Cada um de nós terá, para si próprio, uma lista de valores, princípios e ideais que associa à Democracia. Para mim, esses princípios são três: Liberdade, Justiça e Direito à Vida. Todos eles, por sinal, ameaçados por esta nova força negra, que procura reduzir um ser humano a um conjunto de células, a uma data, a uma vontade, a um destino inevitável que apenas servirá para tranquilizar a consciência inexistente de tantos inconscientes que pululam no nosso mundo.

Questionarão, porventura estarrecidos, de onde me veio fôlego e vontade para tão inflamada crítica a um sistema que já há tantos anos se mostra patente na vida pública, com uma quase monopolização do tempo de antena e das mentes dos "opinion makers" que nos povoam os serões ad desesperum. Pois saibam que, esta semana, o governo Espanhol acabou por retirar o projecto de lei relativo à reforma da facilidade com que as mulheres poderiam abortar. Em vez de uma mudança brusca e determinada rumo à legitimação do direito à vida das futuras criança, o Executivo Espanhol acabou por ceder à pressão da opinião pública - ou de quem a manipula - oposição socialista, responsável, aliás, pela anterior revisão da lei, precisando, além disso, de ganhar urgentemente votos para impedir a secessão da Catalunha, votos esses que uma questão tão fraturante como esta certamente repeliriam. De uma legislação que dificultaria ao máximo ou ilegalizaria a quase totalidade deste covardes atos, a nova proposta passa a ser uma revisão semântica e estética do anterior documento, no que já levou à demissão do Ministro da Justiça Espanhol - diga-se de passagem, o único membro do governo de Rajoy com vergonha na cara.
Que existem diversos grupos a advogar o aborto, bem sei. Que outros, mais ousados, o considerem mesmo um método contraceptivo, compreendo ou não estivéssemos na geração do "fast thinking" da "fast food", da desresponsabilização elevada ao expoente máximo ou dos terroristas que em tal se tornam por mero tédio e falta de oportunidades. Compreendo, mas não aceito.
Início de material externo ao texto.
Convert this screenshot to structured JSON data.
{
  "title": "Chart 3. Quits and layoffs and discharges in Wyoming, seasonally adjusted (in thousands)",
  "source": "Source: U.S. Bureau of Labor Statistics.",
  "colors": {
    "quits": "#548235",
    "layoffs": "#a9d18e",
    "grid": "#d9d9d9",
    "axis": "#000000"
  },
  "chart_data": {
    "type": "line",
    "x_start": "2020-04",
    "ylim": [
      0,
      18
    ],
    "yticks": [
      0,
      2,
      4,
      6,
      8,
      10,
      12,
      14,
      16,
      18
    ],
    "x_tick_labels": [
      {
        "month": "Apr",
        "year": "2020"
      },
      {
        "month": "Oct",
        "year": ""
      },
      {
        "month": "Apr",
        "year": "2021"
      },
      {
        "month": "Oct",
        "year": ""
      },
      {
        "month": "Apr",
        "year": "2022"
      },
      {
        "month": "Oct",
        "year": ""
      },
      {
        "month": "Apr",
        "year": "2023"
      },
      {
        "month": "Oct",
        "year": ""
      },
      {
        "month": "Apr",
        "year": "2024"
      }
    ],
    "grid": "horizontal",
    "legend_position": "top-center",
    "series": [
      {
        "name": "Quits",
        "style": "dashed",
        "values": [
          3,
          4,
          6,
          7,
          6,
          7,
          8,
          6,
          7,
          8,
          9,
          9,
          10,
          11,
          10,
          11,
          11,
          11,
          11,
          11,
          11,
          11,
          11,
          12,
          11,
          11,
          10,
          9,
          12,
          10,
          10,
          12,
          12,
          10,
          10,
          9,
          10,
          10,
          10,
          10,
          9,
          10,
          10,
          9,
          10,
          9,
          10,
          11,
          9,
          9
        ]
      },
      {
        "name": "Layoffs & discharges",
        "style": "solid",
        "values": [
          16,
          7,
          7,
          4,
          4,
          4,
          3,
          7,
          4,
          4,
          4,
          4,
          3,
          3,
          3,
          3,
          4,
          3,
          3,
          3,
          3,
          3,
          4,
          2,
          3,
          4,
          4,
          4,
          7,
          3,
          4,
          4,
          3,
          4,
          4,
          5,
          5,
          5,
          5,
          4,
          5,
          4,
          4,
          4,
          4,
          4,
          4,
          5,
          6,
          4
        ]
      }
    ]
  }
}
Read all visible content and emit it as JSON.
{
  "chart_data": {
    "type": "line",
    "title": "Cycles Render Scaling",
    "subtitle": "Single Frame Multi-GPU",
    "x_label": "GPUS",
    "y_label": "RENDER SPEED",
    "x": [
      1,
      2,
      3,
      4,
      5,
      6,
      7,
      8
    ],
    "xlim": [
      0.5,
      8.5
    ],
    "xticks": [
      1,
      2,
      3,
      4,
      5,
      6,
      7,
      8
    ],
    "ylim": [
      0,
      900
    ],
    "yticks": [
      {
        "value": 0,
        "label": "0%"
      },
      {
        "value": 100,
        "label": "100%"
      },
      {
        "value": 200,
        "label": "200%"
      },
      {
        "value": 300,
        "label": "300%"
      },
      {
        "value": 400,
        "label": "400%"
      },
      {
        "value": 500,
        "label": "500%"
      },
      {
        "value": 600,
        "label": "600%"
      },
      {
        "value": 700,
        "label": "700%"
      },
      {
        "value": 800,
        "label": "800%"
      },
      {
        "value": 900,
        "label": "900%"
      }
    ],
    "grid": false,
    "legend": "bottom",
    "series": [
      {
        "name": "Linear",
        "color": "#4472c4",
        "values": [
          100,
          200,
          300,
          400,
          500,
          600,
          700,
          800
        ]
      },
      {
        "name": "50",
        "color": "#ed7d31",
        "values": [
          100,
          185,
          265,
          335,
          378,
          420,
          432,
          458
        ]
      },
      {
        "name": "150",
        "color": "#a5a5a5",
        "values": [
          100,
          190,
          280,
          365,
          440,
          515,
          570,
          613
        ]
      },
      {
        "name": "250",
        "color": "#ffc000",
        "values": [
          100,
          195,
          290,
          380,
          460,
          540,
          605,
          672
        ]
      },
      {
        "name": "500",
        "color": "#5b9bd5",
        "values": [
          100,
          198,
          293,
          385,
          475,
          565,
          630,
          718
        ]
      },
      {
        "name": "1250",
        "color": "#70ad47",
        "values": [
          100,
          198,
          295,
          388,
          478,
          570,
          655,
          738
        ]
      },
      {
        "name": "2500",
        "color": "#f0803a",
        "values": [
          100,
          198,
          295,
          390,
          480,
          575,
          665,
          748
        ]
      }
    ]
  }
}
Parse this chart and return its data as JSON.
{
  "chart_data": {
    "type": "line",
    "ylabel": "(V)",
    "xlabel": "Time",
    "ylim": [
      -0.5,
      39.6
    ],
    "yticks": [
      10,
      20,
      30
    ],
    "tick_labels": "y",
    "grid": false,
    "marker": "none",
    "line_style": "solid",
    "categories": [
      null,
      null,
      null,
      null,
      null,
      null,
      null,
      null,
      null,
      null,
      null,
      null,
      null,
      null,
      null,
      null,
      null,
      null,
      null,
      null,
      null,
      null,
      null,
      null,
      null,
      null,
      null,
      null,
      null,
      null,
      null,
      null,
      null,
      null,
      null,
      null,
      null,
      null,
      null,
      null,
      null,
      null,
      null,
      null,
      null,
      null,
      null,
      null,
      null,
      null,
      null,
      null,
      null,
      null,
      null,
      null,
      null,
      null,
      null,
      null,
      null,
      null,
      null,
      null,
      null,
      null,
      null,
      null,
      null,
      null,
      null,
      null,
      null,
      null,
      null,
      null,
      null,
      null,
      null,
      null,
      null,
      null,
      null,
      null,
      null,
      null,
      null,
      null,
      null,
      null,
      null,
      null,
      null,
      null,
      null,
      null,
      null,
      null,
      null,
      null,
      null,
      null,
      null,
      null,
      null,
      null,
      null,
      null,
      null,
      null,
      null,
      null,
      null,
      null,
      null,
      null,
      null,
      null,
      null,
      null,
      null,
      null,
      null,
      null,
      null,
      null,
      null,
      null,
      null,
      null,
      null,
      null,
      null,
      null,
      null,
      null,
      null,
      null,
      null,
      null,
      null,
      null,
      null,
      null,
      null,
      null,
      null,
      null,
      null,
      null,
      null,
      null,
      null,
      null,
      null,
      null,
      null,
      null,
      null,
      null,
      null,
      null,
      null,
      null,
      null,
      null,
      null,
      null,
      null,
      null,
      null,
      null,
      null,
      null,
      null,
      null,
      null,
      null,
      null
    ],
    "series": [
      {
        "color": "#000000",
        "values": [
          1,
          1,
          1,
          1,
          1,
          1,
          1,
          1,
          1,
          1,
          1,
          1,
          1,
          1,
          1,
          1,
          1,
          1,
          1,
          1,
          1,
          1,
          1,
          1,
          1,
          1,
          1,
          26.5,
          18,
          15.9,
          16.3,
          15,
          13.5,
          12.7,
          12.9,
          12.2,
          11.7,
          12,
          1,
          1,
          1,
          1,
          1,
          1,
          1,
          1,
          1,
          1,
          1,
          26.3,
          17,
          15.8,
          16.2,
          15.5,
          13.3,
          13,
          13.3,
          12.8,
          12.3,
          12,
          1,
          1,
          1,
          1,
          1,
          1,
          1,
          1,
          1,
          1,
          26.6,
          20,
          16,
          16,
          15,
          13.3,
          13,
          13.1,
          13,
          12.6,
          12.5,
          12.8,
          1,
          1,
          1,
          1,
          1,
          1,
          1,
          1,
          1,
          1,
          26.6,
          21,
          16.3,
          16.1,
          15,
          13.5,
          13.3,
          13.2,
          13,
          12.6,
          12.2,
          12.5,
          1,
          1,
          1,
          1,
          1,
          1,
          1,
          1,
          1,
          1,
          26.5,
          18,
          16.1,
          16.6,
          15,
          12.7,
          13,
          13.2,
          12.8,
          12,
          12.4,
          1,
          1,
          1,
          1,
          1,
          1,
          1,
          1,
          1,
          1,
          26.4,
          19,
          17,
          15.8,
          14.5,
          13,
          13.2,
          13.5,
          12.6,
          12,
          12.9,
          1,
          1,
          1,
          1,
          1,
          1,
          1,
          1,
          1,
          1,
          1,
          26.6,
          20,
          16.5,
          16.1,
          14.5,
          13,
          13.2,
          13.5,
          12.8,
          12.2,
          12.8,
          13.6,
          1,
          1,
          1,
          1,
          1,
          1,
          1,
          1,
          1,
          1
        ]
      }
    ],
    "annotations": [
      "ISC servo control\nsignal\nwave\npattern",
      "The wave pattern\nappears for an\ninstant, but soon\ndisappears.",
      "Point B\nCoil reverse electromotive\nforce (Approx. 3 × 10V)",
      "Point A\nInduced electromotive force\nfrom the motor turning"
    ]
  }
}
Agora, que os dinheiros públicos, o Orçamento de Estado e o Serviço Nacional de Saúde paguem abortos mensais a mulheres que deles se servem para transformar uma vida humana numa simples pastilha elástica, não creio que alguém com princípios possa aceitar. Que o direito à vida daquelas crianças (chamem-lhes o que muito bem entenderem, a partir da fecundação, o ovo é um ser humano, que deve possuir plenamente todos os direitos que tal estado confere) lhes seja bárbara, cruel e impressionante retirado, apenas para se corrigir um acaso, para se desresponsabilizar os eventuais futuros pais, por ter sido "fora do timing ideal" - como se tal temporização alguma vez pudesse ser claramente definida - por não haver noção de "família" entre os cônjuges - num claro erro de interpretação da sequência de causa - consequência da formação de uma família, muitas vezes apenas possível com o nascimento de um elo de ligação entre duas pessoas que, com ele, aprendem a ver-se de um modo diferente, a entreajudarem-se e, principalmente, a darem um pouco mais de si próprias ao outro - ou por interferir na vida profissional do casal - o que, ultimamente, sendo uma verdade parcial, tem vindo a ser combatido por diversas empresas, que pretendem uma maior divisão dos encargos da maternidade, procurando um papel mais ativo do progenitor no período pós-natal.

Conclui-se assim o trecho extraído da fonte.